Collectively, the soils and vegetation in coastal ecosystems store between 10 and 24 billion metric tons of carbon. Each year, they add approximately 30 to 70 million metric tons to their soils. While it may sound like a hefty number, in reality, it is just a small fraction of the carbon dissolved directly into the ocean as CO2 (40 trillion metric tons).
In the UK, such ecosystems sequester and store around two per cent of the country’s annual emissions.
Why are coastal blue carbon sinks important?
Because coastal blue carbon sinks contain so much carbon, it is vital that these habitats are appropriately conserved. That’s because when these systems are damaged, a significant quantity of carbon is emitted back into the atmosphere, where it can contribute to climate change.

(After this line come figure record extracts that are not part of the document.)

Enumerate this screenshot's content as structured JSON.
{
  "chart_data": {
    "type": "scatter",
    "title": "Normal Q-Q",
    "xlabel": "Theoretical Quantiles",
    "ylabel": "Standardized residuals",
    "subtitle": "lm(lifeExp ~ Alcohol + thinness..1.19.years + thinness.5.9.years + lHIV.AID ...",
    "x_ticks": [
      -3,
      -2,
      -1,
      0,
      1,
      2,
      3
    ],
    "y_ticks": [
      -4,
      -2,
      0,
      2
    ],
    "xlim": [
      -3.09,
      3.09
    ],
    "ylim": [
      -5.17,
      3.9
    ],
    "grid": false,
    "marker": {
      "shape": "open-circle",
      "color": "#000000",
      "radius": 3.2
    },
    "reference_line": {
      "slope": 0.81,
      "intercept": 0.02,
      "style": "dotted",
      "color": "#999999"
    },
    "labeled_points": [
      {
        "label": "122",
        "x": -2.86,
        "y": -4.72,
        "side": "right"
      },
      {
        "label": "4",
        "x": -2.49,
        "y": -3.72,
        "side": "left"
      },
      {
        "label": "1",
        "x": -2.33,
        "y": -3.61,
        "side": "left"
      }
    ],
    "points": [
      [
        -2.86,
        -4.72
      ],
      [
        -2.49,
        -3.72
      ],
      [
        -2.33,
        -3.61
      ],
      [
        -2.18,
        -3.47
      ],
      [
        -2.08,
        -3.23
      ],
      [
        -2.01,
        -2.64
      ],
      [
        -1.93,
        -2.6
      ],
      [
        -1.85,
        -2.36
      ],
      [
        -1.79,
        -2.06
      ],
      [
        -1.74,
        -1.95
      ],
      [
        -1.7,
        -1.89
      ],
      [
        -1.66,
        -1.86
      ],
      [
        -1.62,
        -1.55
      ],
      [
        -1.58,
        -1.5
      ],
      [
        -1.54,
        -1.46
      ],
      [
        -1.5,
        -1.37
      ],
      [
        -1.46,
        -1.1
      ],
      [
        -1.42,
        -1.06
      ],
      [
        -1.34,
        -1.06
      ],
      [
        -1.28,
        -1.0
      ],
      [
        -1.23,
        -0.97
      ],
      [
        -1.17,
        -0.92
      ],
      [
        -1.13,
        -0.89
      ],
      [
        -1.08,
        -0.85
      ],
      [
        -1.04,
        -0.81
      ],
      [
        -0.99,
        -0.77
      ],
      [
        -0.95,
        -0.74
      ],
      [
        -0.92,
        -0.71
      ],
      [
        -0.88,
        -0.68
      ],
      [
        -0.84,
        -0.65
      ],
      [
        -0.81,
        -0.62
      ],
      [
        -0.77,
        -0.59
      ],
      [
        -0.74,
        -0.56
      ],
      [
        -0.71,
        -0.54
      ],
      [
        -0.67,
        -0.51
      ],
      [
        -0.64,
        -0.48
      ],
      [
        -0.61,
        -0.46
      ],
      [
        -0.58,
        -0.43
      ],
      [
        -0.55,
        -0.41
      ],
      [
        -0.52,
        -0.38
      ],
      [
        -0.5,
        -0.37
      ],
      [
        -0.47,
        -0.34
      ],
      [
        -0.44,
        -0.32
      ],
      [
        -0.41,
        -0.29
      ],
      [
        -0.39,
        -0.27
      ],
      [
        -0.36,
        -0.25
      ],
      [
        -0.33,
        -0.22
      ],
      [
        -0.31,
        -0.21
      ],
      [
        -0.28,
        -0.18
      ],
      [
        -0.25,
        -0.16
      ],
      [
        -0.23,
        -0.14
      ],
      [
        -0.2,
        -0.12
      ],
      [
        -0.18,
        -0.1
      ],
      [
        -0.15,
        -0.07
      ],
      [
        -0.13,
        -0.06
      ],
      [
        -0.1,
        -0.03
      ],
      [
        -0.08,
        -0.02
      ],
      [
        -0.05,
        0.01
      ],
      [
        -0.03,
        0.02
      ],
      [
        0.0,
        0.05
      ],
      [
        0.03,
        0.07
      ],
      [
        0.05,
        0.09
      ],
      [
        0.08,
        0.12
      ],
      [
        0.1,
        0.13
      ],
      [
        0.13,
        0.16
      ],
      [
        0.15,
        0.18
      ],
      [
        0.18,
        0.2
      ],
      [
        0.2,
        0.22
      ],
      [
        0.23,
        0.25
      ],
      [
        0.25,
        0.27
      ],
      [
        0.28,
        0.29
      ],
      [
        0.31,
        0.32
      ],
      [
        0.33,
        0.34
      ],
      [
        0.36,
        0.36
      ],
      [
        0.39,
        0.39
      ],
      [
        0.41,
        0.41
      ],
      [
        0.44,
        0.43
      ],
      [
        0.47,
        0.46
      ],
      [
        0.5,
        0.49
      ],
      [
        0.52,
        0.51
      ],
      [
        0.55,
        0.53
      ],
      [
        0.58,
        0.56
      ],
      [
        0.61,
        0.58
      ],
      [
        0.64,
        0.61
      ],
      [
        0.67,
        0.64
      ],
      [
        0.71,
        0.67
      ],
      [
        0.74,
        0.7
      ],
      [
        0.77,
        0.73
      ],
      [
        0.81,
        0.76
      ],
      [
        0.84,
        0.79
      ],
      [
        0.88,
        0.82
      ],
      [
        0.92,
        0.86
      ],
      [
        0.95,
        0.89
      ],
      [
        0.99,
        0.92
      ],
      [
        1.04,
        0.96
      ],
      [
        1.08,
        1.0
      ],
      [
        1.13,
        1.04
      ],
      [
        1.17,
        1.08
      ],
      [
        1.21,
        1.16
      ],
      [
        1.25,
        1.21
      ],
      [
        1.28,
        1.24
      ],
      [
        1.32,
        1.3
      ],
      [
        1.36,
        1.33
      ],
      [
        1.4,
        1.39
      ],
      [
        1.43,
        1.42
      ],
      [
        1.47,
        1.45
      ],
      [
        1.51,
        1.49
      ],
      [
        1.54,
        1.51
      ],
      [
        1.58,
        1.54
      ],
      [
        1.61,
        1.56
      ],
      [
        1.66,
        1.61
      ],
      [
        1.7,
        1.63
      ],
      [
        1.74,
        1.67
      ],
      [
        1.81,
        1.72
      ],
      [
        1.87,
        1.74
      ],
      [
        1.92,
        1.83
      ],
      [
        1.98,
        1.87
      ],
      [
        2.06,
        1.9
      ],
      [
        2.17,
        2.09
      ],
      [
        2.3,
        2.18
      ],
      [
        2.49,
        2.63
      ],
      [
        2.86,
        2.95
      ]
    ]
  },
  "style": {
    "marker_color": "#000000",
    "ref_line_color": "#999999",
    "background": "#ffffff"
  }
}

One way to slow down the impacts of climate change is to incorporate coastal wetlands into the carbon market by buying and selling carbon offsets. As such, a financial incentive is created for restoration and conservation projects, helping to alleviate state carbon taxes, which are instead aimed at discouraging the use of fossil fuels.

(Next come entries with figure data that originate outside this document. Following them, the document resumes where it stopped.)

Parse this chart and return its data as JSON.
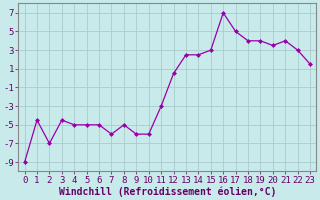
{
  "x": [
    0,
    1,
    2,
    3,
    4,
    5,
    6,
    7,
    8,
    9,
    10,
    11,
    12,
    13,
    14,
    15,
    16,
    17,
    18,
    19,
    20,
    21,
    22,
    23
  ],
  "y": [
    -9.0,
    -4.5,
    -7.0,
    -4.5,
    -5.0,
    -5.0,
    -5.0,
    -6.0,
    -5.0,
    -6.0,
    -6.0,
    -3.0,
    0.5,
    2.5,
    2.5,
    3.0,
    7.0,
    5.0,
    4.0,
    4.0,
    3.5,
    4.0,
    3.0,
    1.5
  ],
  "line_color": "#9900aa",
  "marker": "D",
  "markersize": 2.0,
  "linewidth": 0.9,
  "xlabel": "Windchill (Refroidissement éolien,°C)",
  "xlabel_fontsize": 7,
  "background_color": "#c8eaea",
  "grid_color": "#aacccc",
  "ylim": [
    -10,
    8
  ],
  "xlim": [
    -0.5,
    23.5
  ],
  "yticks": [
    -9,
    -7,
    -5,
    -3,
    -1,
    1,
    3,
    5,
    7
  ],
  "xtick_labels": [
    "0",
    "1",
    "2",
    "3",
    "4",
    "5",
    "6",
    "7",
    "8",
    "9",
    "10",
    "11",
    "12",
    "13",
    "14",
    "15",
    "16",
    "17",
    "18",
    "19",
    "20",
    "21",
    "22",
    "23"
  ],
  "tick_fontsize": 6.5,
  "spine_color": "#888888"
}
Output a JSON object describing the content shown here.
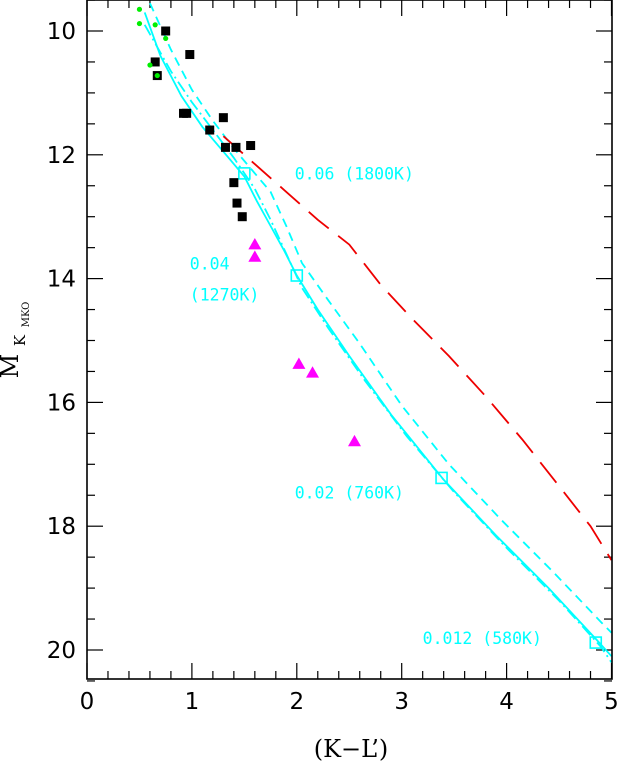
{
  "chart_data": {
    "type": "scatter",
    "x_label": "(K−L’)",
    "y_label_main": "M",
    "y_label_sub": "K",
    "y_label_subsub": "MKO",
    "xlim": [
      0,
      5
    ],
    "ylim": [
      20.5,
      9.5
    ],
    "y_inverted": true,
    "grid": false,
    "legend": "none",
    "x_major_ticks": [
      0,
      1,
      2,
      3,
      4,
      5
    ],
    "x_major_labels": [
      "0",
      "1",
      "2",
      "3",
      "4",
      "5"
    ],
    "x_minor_step": 0.2,
    "y_major_ticks": [
      10,
      12,
      14,
      16,
      18,
      20
    ],
    "y_major_labels": [
      "10",
      "12",
      "14",
      "16",
      "18",
      "20"
    ],
    "y_minor_step": 0.5,
    "colors": {
      "black_points": "#000000",
      "green_points": "#00ee00",
      "magenta_points": "#ff00ff",
      "model_cyan": "#00ffff",
      "model_red": "#ee0000"
    },
    "series": [
      {
        "marker": "square",
        "color": "#000000",
        "points": [
          [
            0.65,
            10.5
          ],
          [
            0.67,
            10.72
          ],
          [
            0.75,
            10.0
          ],
          [
            0.98,
            10.38
          ],
          [
            0.92,
            11.33
          ],
          [
            0.95,
            11.33
          ],
          [
            1.17,
            11.6
          ],
          [
            1.3,
            11.4
          ],
          [
            1.32,
            11.88
          ],
          [
            1.42,
            11.88
          ],
          [
            1.56,
            11.85
          ],
          [
            1.4,
            12.45
          ],
          [
            1.43,
            12.78
          ],
          [
            1.48,
            13.0
          ]
        ]
      },
      {
        "marker": "dot",
        "color": "#00ee00",
        "points": [
          [
            0.5,
            9.65
          ],
          [
            0.5,
            9.88
          ],
          [
            0.6,
            10.55
          ],
          [
            0.65,
            9.9
          ],
          [
            0.67,
            10.72
          ],
          [
            0.75,
            10.12
          ]
        ]
      },
      {
        "marker": "triangle",
        "color": "#ff00ff",
        "points": [
          [
            1.6,
            13.45
          ],
          [
            1.6,
            13.65
          ],
          [
            2.02,
            15.38
          ],
          [
            2.15,
            15.52
          ],
          [
            2.55,
            16.63
          ]
        ]
      }
    ],
    "model_curves": [
      {
        "style": "solid",
        "color": "#00ffff",
        "points": [
          [
            0.55,
            9.7
          ],
          [
            0.7,
            10.4
          ],
          [
            0.9,
            11.05
          ],
          [
            1.1,
            11.55
          ],
          [
            1.3,
            11.95
          ],
          [
            1.5,
            12.35
          ],
          [
            1.62,
            12.75
          ],
          [
            1.75,
            13.15
          ],
          [
            1.88,
            13.55
          ],
          [
            2.0,
            13.95
          ],
          [
            2.2,
            14.5
          ],
          [
            2.5,
            15.25
          ],
          [
            2.9,
            16.2
          ],
          [
            3.4,
            17.25
          ],
          [
            3.9,
            18.15
          ],
          [
            4.4,
            19.0
          ],
          [
            4.85,
            19.82
          ],
          [
            5.0,
            20.1
          ]
        ]
      },
      {
        "style": "dashed",
        "color": "#00ffff",
        "points": [
          [
            0.6,
            9.55
          ],
          [
            0.8,
            10.3
          ],
          [
            1.0,
            10.95
          ],
          [
            1.2,
            11.45
          ],
          [
            1.4,
            11.9
          ],
          [
            1.55,
            12.2
          ],
          [
            1.75,
            12.6
          ],
          [
            1.9,
            13.15
          ],
          [
            2.05,
            13.75
          ],
          [
            2.3,
            14.35
          ],
          [
            2.6,
            15.05
          ],
          [
            3.0,
            16.05
          ],
          [
            3.45,
            17.0
          ],
          [
            3.95,
            17.9
          ],
          [
            4.45,
            18.75
          ],
          [
            4.9,
            19.55
          ],
          [
            5.0,
            19.72
          ]
        ]
      },
      {
        "style": "dash-dot",
        "color": "#00ffff",
        "points": [
          [
            0.55,
            9.9
          ],
          [
            0.8,
            10.65
          ],
          [
            1.0,
            11.15
          ],
          [
            1.2,
            11.6
          ],
          [
            1.4,
            12.05
          ],
          [
            1.6,
            12.55
          ],
          [
            1.75,
            13.05
          ],
          [
            1.9,
            13.6
          ],
          [
            2.05,
            14.15
          ],
          [
            2.3,
            14.8
          ],
          [
            2.65,
            15.65
          ],
          [
            3.05,
            16.55
          ],
          [
            3.5,
            17.45
          ],
          [
            4.0,
            18.35
          ],
          [
            4.5,
            19.2
          ],
          [
            4.9,
            19.95
          ],
          [
            5.0,
            20.2
          ]
        ]
      },
      {
        "style": "long-dash",
        "color": "#ee0000",
        "points": [
          [
            1.3,
            11.7
          ],
          [
            1.6,
            12.15
          ],
          [
            1.9,
            12.6
          ],
          [
            2.2,
            13.05
          ],
          [
            2.5,
            13.45
          ],
          [
            2.8,
            14.1
          ],
          [
            3.1,
            14.65
          ],
          [
            3.45,
            15.25
          ],
          [
            3.8,
            15.9
          ],
          [
            4.15,
            16.6
          ],
          [
            4.5,
            17.35
          ],
          [
            4.8,
            18.0
          ],
          [
            5.0,
            18.55
          ]
        ]
      }
    ],
    "iso_mass_markers": [
      [
        1.5,
        12.3
      ],
      [
        2.0,
        13.95
      ],
      [
        3.38,
        17.22
      ],
      [
        4.85,
        19.88
      ]
    ],
    "annotations": [
      {
        "text": "0.06 (1800K)",
        "x": 1.98,
        "y": 12.4
      },
      {
        "text": "0.04",
        "x": 0.98,
        "y": 13.85
      },
      {
        "text": "(1270K)",
        "x": 0.98,
        "y": 14.35
      },
      {
        "text": "0.02 (760K)",
        "x": 1.98,
        "y": 17.55
      },
      {
        "text": "0.012 (580K)",
        "x": 3.2,
        "y": 19.9
      }
    ]
  }
}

Essentially, such a scheme operates in a cycle: when fewer greenhouse gases are emitted, less pollution is created. As such, less pollution taxes create a benefit for the environment alongside financial benefits for the community carrying out restoration.
In particular, mangrove forests are also important in protecting coastal communities from flooding. According to a World Bank report, these ecosystems protect more than six million people from flooding annually, and prevent losses of $24 billion in productive assets.
How are coastal habitats being protected?
Around the world, many projects are underway to ensure coastal habitats can be preserved for generations to come. One major project is the idea of a carbon market in which a country or region’s activities to reduce emissions become currency that it uses to offset its own emissions, or to trade with other countries.
For example, in Florida, one research body is studying the feasibility of using a planned mangrove restoration to bring blue carbon credits to the market.
Meanwhile, in Oregon, data is being published on the carbon stored in Pacific Northwest tidal wetlands, with partners also filling in data gaps on carbon storage and greenhouse gas emissions. In doing so, researchers aim to calculate the carbon-market value of various restoration projects.
Despite their plethora of uses for the benefit of the environment, coastal habitats storing vast swathes of blue carbon face intense development pressure. Since the 1800s, coastal development has led to the loss of 25 per cent of salt marshes worldwide. 30-50 per cent of mangrove forests have entirely disappeared since the 1940s, and 50 per cent of all seagrass meadows in the last 35 years alone.
Today, mangroves are continually decimated at a rate of up to three per cent per year, salt marshes at one to two per cent, and sea grasses at a remarkable seven per cent per year.
Worldwide, stopping seagrass destruction and degradation alone could save up to 650 million tons of CO2 emissions annually, approximately equivalent to the annual emissions of the global shipping industry.